Este OBSERVATÓRIO, em mais de uma ocasião, chamou a atenção para o colossal conflito de interesses que ameaça a credibilidade da mídia brasileira. A decisão dos principais grupos jornalísticos do país de abandonar sua atividade-fim investindo em áreas de negócio que nada têm a ver com a produção de informações que lhes garante diversos privilégios constitucionais é a maior aberração de um sistema mediático jamais vista em tempos modernos.

Imaginava-se que, passada a vexaminosa euforia pelas vitórias nos primeiros leilões (e o ressentimento pelas derrotas), os jornais adotariam um certo pudor e lisura no trato do assunto. Esperava-se que tentariam esquecer seus acionistas e sócios procurando manter-se fiéis aos interesses do leitores.

A manipulação já corre, aberta e despudorada, principalmente em S. Paulo, onde estão definidos os ganhadores e perdedores das melhores fatia do bolo.

Na sua edição de domingo, 22/2/98, o Estadão dedicou uma página inteira (B-4) aos interesses da empresa associada (BCP, ganhadora da Banda B na Grande S. Paulo) que já começou a buscar clientes e oferecer linhas.

Título principal: “Preço do celular no paralelo já caiu 61,7%”.

Subtítulo: “Vendas no paralelo estão sendo mantidas mesmo com início das operações da Banda B pela BCP”.

Matéria Complementar: “Tarifa de celular segue nível internacional”.

Outra matéria complementar: “BCP amplia oferta de vagas” (empregos).

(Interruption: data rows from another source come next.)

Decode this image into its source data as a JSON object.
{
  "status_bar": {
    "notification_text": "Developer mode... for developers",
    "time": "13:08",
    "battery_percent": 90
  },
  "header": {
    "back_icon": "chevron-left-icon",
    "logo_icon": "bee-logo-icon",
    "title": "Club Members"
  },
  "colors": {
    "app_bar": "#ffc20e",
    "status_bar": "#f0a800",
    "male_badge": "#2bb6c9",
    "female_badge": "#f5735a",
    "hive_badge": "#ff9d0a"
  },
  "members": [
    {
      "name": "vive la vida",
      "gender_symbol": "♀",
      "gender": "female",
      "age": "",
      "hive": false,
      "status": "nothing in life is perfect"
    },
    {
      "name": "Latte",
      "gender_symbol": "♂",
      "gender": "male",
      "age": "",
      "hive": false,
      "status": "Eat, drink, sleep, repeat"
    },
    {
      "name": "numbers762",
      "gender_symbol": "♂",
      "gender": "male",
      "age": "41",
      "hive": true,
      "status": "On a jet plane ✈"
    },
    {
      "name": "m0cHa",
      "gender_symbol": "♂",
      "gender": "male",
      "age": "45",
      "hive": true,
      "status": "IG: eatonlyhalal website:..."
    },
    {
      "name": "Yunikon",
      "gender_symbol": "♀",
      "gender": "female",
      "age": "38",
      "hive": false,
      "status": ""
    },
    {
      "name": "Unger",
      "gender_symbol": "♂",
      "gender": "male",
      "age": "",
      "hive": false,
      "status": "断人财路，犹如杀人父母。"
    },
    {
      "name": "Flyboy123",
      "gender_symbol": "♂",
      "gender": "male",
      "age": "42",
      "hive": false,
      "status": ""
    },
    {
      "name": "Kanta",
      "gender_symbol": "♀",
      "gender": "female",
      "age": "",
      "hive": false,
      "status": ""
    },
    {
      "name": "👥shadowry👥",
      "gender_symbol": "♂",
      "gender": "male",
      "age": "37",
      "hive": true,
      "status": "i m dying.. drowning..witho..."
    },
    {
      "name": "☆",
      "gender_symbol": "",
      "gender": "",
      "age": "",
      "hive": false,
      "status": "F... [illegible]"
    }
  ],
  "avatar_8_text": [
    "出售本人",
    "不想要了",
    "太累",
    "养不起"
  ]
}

A BCP ainda não entrou em operação, o que só acontecerá em abril. Título e subtítulo estão em contradição, não importa, vale a impressão de que tudo corre às mil maravalhas. Também não é verdade: as conexões que permitirão a cobertura do território nacional (“roaming”) só se completarão no próximo ano. E isto não está na matéria, consta dos folhetos da BCP encartados nos jornais.

Na semana do carnaval, diversos apresentadores do jornal matinal da Rádio Eldorado (do grupo do Estadão) ensaiaram um bordão toda vez que caía a ligação entre repórteres, ouvintes e os estúdios: “coisas da Banda A”. Não insistiram, ficou muito gritante.

A Folha (que perdeu a disputa na Grande SP), no mesmo domingo, saiu com matéria de capa do caderno de economia sobre a desvalorização da Telesp por conta do atraso da estatal em oferecer linhas celulares digitais. Tecnicamente impecável, a matéria, no entanto, desvenda a jogada da empresa e seus sócios: abocanhar a subsidiária da estatal na área de celulares.

Já que o estupro é inevitável só nos resta rezar para que consiga. Deste modo os jornalões paulistanos que se dilaceram na competição para consagrar quem é o campeão de classificados, agora, se esfolarão na disputa celular.

Se o cenário se confirmar, teremos o leitor da Folha comprando o Estadão para ver as mazelas da Telesp-celular privatizada e o leitor do Estadão comprando a Folha quando ficar insatisfeito com os serviços da BCP.

Dentro da lógica do marketing (hoje hegemônica em nossos impérios jornalísticos) o mais provável é que, num futuro não muito distante, os interessados assinarão um serviço telefônico e receberão de borla uma assinatura de jornal.

Ganha o consumidor. Perderá o cidadão.